Parsoid's take on TOC creation is to do this as a final DOM processing step, so it can consistently pick up all headings it should. I added the Parsing-Team--ARCHIVED to this task, so that they can weigh in on what their view on addressing this in the PHP parser is.

@Anomie Thanks for your comment.

Adding an unstripSections might have to have the result after unstripping be the same as what @Bawolff did in T47317#492636 to fulfill whatever need is making you hide that content behind strip markers in the first place, making the actual unstripSections rather pointless.

I'm sorry for failing to understand this sentence. Are you implying that there is some way to prevent the result from the tag from being stripped, while still retaining fully-parsed wikitext output?

I have tried approaches similar to those described by Bawolff, but I ended up in one of these two situations:

  • not removing the strip tag (which is seemingly added automatically) and thus not updating TOC;
  • losing processing of whatever was inside $input to begin with, like internal links (if using 'markerType' => 'none').

See attached image for an example of the latter (one of the titles was also an internal link).

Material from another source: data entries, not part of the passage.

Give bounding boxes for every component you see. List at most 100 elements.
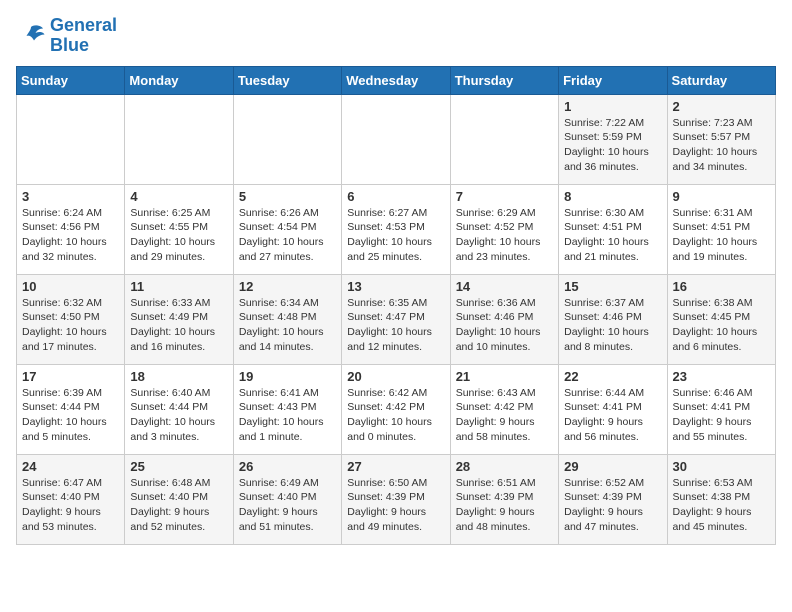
day-info: Sunrise: 6:53 AM Sunset: 4:38 PM Dayligh… — [673, 476, 770, 535]
day-number: 29 — [564, 459, 661, 474]
calendar-cell: 8 Sunrise: 6:30 AM Sunset: 4:51 PM Daylig… — [559, 184, 667, 274]
day-info: Sunrise: 6:37 AM Sunset: 4:46 PM Dayligh… — [564, 296, 661, 355]
col-monday: Monday — [125, 66, 233, 94]
day-number: 14 — [456, 279, 553, 294]
header-row: Sunday Monday Tuesday Wednesday Thursday… — [17, 66, 776, 94]
day-number: 8 — [564, 189, 661, 204]
day-number: 15 — [564, 279, 661, 294]
col-wednesday: Wednesday — [342, 66, 450, 94]
day-info: Sunrise: 6:29 AM Sunset: 4:52 PM Dayligh… — [456, 206, 553, 265]
calendar-cell: 5Sunrise: 6:26 AM Sunset: 4:54 PM Daylig… — [233, 184, 341, 274]
calendar-cell: 24Sunrise: 6:47 AM Sunset: 4:40 PM Dayli… — [17, 454, 125, 544]
calendar-cell: 20 Sunrise: 6:42 AM Sunset: 4:42 PM Dayli… — [342, 364, 450, 454]
day-info: Sunrise: 6:42 AM Sunset: 4:42 PM Dayligh… — [347, 386, 444, 445]
day-info: Sunrise: 6:35 AM Sunset: 4:47 PM Dayligh… — [347, 296, 444, 355]
day-number: 9 — [673, 189, 770, 204]
day-info: Sunrise: 6:24 AM Sunset: 4:56 PM Dayligh… — [22, 206, 119, 265]
day-number: 2 — [673, 99, 770, 114]
day-info: Sunrise: 6:31 AM Sunset: 4:51 PM Dayligh… — [673, 206, 770, 265]
calendar-cell — [450, 94, 558, 184]
calendar-header: Sunday Monday Tuesday Wednesday Thursday… — [17, 66, 776, 94]
calendar-cell: 21 Sunrise: 6:43 AM Sunset: 4:42 PM Dayli… — [450, 364, 558, 454]
day-number: 26 — [239, 459, 336, 474]
day-number: 13 — [347, 279, 444, 294]
calendar-cell — [17, 94, 125, 184]
day-info: Sunrise: 6:32 AM Sunset: 4:50 PM Dayligh… — [22, 296, 119, 355]
day-number: 7 — [456, 189, 553, 204]
logo-bird-icon — [16, 21, 46, 51]
day-number: 24 — [22, 459, 119, 474]
calendar-cell: 25 Sunrise: 6:48 AM Sunset: 4:40 PM Dayli… — [125, 454, 233, 544]
day-number: 4 — [130, 189, 227, 204]
calendar-cell: 28 Sunrise: 6:51 AM Sunset: 4:39 PM Dayli… — [450, 454, 558, 544]
calendar-cell: 17 Sunrise: 6:39 AM Sunset: 4:44 PM Dayli… — [17, 364, 125, 454]
calendar-cell — [233, 94, 341, 184]
col-friday: Friday — [559, 66, 667, 94]
day-number: 28 — [456, 459, 553, 474]
day-number: 1 — [564, 99, 661, 114]
day-info: Sunrise: 6:44 AM Sunset: 4:41 PM Dayligh… — [564, 386, 661, 445]
calendar-cell: 2 Sunrise: 7:23 AM Sunset: 5:57 PM Daylig… — [667, 94, 775, 184]
calendar-week-2: 3 Sunrise: 6:24 AM Sunset: 4:56 PM Daylig… — [17, 184, 776, 274]
calendar-cell: 11 Sunrise: 6:33 AM Sunset: 4:49 PM Dayli… — [125, 274, 233, 364]
calendar-table: Sunday Monday Tuesday Wednesday Thursday… — [16, 66, 776, 545]
day-info: Sunrise: 6:51 AM Sunset: 4:39 PM Dayligh… — [456, 476, 553, 535]
logo: General Blue — [16, 16, 117, 56]
day-number: 17 — [22, 369, 119, 384]
calendar-cell: 29 Sunrise: 6:52 AM Sunset: 4:39 PM Dayli… — [559, 454, 667, 544]
col-thursday: Thursday — [450, 66, 558, 94]
calendar-week-3: 10 Sunrise: 6:32 AM Sunset: 4:50 PM Dayli… — [17, 274, 776, 364]
calendar-cell: 27 Sunrise: 6:50 AM Sunset: 4:39 PM Dayli… — [342, 454, 450, 544]
day-info: Sunrise: 6:39 AM Sunset: 4:44 PM Dayligh… — [22, 386, 119, 445]
calendar-cell: 10 Sunrise: 6:32 AM Sunset: 4:50 PM Dayli… — [17, 274, 125, 364]
day-info: Sunrise: 6:40 AM Sunset: 4:44 PM Dayligh… — [130, 386, 227, 445]
day-number: 10 — [22, 279, 119, 294]
calendar-body: 1 Sunrise: 7:22 AM Sunset: 5:59 PM Daylig… — [17, 94, 776, 544]
day-info: Sunrise: 6:48 AM Sunset: 4:40 PM Dayligh… — [130, 476, 227, 535]
page-header: General Blue — [16, 16, 776, 56]
day-number: 11 — [130, 279, 227, 294]
day-info: Sunrise: 7:22 AM Sunset: 5:59 PM Dayligh… — [564, 116, 661, 175]
calendar-cell: 12Sunrise: 6:34 AM Sunset: 4:48 PM Dayli… — [233, 274, 341, 364]
calendar-cell: 9 Sunrise: 6:31 AM Sunset: 4:51 PM Daylig… — [667, 184, 775, 274]
calendar-cell: 23 Sunrise: 6:46 AM Sunset: 4:41 PM Dayli… — [667, 364, 775, 454]
day-info: Sunrise: 6:43 AM Sunset: 4:42 PM Dayligh… — [456, 386, 553, 445]
day-info: Sunrise: 6:38 AM Sunset: 4:45 PM Dayligh… — [673, 296, 770, 355]
day-number: 16 — [673, 279, 770, 294]
calendar-cell — [125, 94, 233, 184]
day-number: 6 — [347, 189, 444, 204]
day-number: 20 — [347, 369, 444, 384]
calendar-cell: 16 Sunrise: 6:38 AM Sunset: 4:45 PM Dayli… — [667, 274, 775, 364]
day-info: Sunrise: 6:41 AM Sunset: 4:43 PM Dayligh… — [239, 386, 336, 445]
day-info: Sunrise: 6:36 AM Sunset: 4:46 PM Dayligh… — [456, 296, 553, 355]
day-number: 23 — [673, 369, 770, 384]
day-info: Sunrise: 7:23 AM Sunset: 5:57 PM Dayligh… — [673, 116, 770, 175]
day-info: Sunrise: 6:50 AM Sunset: 4:39 PM Dayligh… — [347, 476, 444, 535]
day-number: 3 — [22, 189, 119, 204]
calendar-week-4: 17 Sunrise: 6:39 AM Sunset: 4:44 PM Dayli… — [17, 364, 776, 454]
day-number: 22 — [564, 369, 661, 384]
day-info: Sunrise: 6:27 AM Sunset: 4:53 PM Dayligh… — [347, 206, 444, 265]
calendar-cell: 6 Sunrise: 6:27 AM Sunset: 4:53 PM Daylig… — [342, 184, 450, 274]
logo-text: General Blue — [50, 16, 117, 56]
day-info: Sunrise: 6:33 AM Sunset: 4:49 PM Dayligh… — [130, 296, 227, 355]
day-number: 12 — [239, 279, 336, 294]
day-info: Sunrise: 6:49 AM Sunset: 4:40 PM Dayligh… — [239, 476, 336, 535]
day-number: 27 — [347, 459, 444, 474]
day-number: 25 — [130, 459, 227, 474]
calendar-cell: 4Sunrise: 6:25 AM Sunset: 4:55 PM Daylig… — [125, 184, 233, 274]
day-info: Sunrise: 6:30 AM Sunset: 4:51 PM Dayligh… — [564, 206, 661, 265]
calendar-cell: 13 Sunrise: 6:35 AM Sunset: 4:47 PM Dayli… — [342, 274, 450, 364]
day-number: 5 — [239, 189, 336, 204]
day-info: Sunrise: 6:46 AM Sunset: 4:41 PM Dayligh… — [673, 386, 770, 445]
day-info: Sunrise: 6:52 AM Sunset: 4:39 PM Dayligh… — [564, 476, 661, 535]
calendar-week-5: 24Sunrise: 6:47 AM Sunset: 4:40 PM Dayli… — [17, 454, 776, 544]
calendar-cell: 14 Sunrise: 6:36 AM Sunset: 4:46 PM Dayli… — [450, 274, 558, 364]
calendar-cell: 15 Sunrise: 6:37 AM Sunset: 4:46 PM Dayli… — [559, 274, 667, 364]
col-tuesday: Tuesday — [233, 66, 341, 94]
col-sunday: Sunday — [17, 66, 125, 94]
day-number: 21 — [456, 369, 553, 384]
calendar-cell: 1 Sunrise: 7:22 AM Sunset: 5:59 PM Daylig… — [559, 94, 667, 184]
calendar-cell: 30Sunrise: 6:53 AM Sunset: 4:38 PM Dayli… — [667, 454, 775, 544]
day-number: 19 — [239, 369, 336, 384]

As for the assertion that calling formatHeadings with $isMain = false is pointless, I do note it has some effects:

  • It transforms the raw <h#>...</h#> into the HTML with the anchors, the <span class="mw-headline">, the edit link, number (if auto-numbering is on), and so on. Although the edit link itself will have a wrong section number, and the auto-numbering and anchor deduplication will be local to the fragment.
  • The 'ParserSectionCreate' hook is called for every section, which can affect the return value of the method.
  • OutputPage::setTOCHTML() is called with whatever partial TOC would be generated for the non-main fragment. I don't know if any extension might be using that for some purpose.
  • A __TOC__ magic word inside the fragment forces that partial TOC to be embedded in the non-main fragment. That seems likely to be considered a bug, although the easy alternative would result in __TOC__ inside a fragment being effectively equivalent to __NOTOC__ which would probably also be considered a bug.

This is an interesting list, showing that there are some nontrivial effects. However, each of the bullets mentioned doesn't strike me as intentional behaviour invented at design-time.

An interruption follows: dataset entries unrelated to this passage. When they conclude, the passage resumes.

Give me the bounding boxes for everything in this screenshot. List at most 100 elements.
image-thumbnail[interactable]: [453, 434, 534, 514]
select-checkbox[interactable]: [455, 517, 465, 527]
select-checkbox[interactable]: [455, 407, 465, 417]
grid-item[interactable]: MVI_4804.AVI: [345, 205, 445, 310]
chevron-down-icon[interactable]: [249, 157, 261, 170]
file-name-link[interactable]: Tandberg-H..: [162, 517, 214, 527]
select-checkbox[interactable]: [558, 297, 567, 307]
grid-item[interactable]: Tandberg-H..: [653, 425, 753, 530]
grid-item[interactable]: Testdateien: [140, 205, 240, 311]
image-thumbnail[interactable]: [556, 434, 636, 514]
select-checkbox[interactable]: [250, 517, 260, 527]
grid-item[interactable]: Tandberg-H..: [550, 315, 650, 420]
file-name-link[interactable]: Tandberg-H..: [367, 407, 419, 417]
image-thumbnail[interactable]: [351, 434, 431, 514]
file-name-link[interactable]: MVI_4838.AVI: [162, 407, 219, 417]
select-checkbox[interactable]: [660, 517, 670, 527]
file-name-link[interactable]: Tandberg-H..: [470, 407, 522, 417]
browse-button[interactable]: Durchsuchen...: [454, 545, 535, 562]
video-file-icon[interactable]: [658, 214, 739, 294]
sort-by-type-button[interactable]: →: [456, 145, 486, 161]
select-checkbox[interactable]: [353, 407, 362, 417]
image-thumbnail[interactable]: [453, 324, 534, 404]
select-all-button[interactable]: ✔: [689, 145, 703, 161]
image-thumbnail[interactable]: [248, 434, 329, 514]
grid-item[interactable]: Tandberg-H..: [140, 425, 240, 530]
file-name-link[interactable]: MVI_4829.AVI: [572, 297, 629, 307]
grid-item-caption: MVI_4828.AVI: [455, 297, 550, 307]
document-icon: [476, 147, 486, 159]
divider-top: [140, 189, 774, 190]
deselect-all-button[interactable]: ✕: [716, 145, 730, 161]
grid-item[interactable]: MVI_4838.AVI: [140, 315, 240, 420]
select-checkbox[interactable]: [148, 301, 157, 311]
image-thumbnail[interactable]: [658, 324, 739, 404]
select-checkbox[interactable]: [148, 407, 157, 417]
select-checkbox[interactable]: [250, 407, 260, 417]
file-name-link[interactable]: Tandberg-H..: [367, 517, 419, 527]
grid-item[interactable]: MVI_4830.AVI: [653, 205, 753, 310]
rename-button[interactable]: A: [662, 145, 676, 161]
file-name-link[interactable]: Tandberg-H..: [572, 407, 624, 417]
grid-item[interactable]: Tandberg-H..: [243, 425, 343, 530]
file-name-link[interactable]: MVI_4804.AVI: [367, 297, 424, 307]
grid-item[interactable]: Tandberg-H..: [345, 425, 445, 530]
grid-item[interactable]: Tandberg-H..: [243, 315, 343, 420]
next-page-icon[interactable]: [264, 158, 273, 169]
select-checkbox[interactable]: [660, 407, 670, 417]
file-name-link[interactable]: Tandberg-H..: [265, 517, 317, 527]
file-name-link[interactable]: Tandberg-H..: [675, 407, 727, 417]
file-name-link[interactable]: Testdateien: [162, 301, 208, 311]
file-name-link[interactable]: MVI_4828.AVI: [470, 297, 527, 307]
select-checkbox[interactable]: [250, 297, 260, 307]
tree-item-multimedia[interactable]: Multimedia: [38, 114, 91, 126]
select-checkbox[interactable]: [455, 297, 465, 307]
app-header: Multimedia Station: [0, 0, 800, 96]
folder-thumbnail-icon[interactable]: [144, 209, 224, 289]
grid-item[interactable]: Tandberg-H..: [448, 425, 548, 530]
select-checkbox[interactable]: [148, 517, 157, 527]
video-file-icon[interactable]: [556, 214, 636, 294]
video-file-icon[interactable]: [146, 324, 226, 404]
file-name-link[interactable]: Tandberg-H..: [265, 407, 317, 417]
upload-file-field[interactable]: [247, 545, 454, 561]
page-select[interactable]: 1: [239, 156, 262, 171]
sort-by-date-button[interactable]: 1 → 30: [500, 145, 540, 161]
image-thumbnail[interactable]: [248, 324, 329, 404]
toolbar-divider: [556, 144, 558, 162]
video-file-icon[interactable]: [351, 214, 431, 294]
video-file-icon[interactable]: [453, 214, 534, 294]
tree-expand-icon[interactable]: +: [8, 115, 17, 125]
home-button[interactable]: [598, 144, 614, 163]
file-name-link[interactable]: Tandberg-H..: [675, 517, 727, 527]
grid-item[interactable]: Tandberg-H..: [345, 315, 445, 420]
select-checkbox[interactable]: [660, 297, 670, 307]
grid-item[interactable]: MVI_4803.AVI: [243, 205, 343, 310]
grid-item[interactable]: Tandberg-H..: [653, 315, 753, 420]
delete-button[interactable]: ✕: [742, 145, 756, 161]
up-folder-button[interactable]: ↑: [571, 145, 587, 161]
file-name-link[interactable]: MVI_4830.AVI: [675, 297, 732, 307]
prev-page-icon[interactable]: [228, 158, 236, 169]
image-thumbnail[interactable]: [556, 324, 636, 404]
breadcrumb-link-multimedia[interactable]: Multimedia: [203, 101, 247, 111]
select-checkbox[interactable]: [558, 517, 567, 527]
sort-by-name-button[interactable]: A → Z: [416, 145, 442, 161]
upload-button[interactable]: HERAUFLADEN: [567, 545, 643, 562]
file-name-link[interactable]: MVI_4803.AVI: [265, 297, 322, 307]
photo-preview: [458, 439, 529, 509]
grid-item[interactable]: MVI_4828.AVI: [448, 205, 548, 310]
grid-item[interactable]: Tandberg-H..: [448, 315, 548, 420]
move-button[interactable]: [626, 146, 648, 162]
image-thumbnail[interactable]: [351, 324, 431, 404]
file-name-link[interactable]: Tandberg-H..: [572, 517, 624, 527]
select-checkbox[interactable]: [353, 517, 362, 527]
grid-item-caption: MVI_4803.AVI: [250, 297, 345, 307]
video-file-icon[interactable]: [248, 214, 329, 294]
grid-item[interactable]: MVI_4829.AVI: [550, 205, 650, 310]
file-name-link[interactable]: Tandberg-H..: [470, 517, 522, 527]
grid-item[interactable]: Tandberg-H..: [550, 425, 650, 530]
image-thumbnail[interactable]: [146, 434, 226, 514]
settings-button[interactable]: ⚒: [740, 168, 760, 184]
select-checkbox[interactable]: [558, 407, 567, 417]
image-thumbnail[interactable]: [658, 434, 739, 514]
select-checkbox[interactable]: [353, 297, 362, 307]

sections.PNG (629×831 px, 49 KB)

It has been two weeks since the last activity, and I would be delighted if someone could update me on the latest status. Also if this status is that nobody besides me cares for this behaviour of the TOC and the only way forward is to make a crappy localised workaround that I will need to maintain with every MediaWiki upgrade. (Although obviously the software developer/architect in me would not like that.)

Thanks in advance.

I'm afraid that this indeed is not a priority for anyone at the moment. :( But, if you were to work on a proper solution, I'm sure it would be appreciated by many. See also T114057 for a big list of other table-of-contents woes.

I think this is best tackled in Parsoid since one sane way to do it is as a post-processing pass once all content has been generated. It is a straightforward process there. Since we are anyway working to make Parsoid the default parser, this is best done after that point.

Aklapper changed the subtype of this task from "Task" to "Feature Request".Feb 4 2022, 12:24 PM
Aklapper removed a subscriber: GWicke.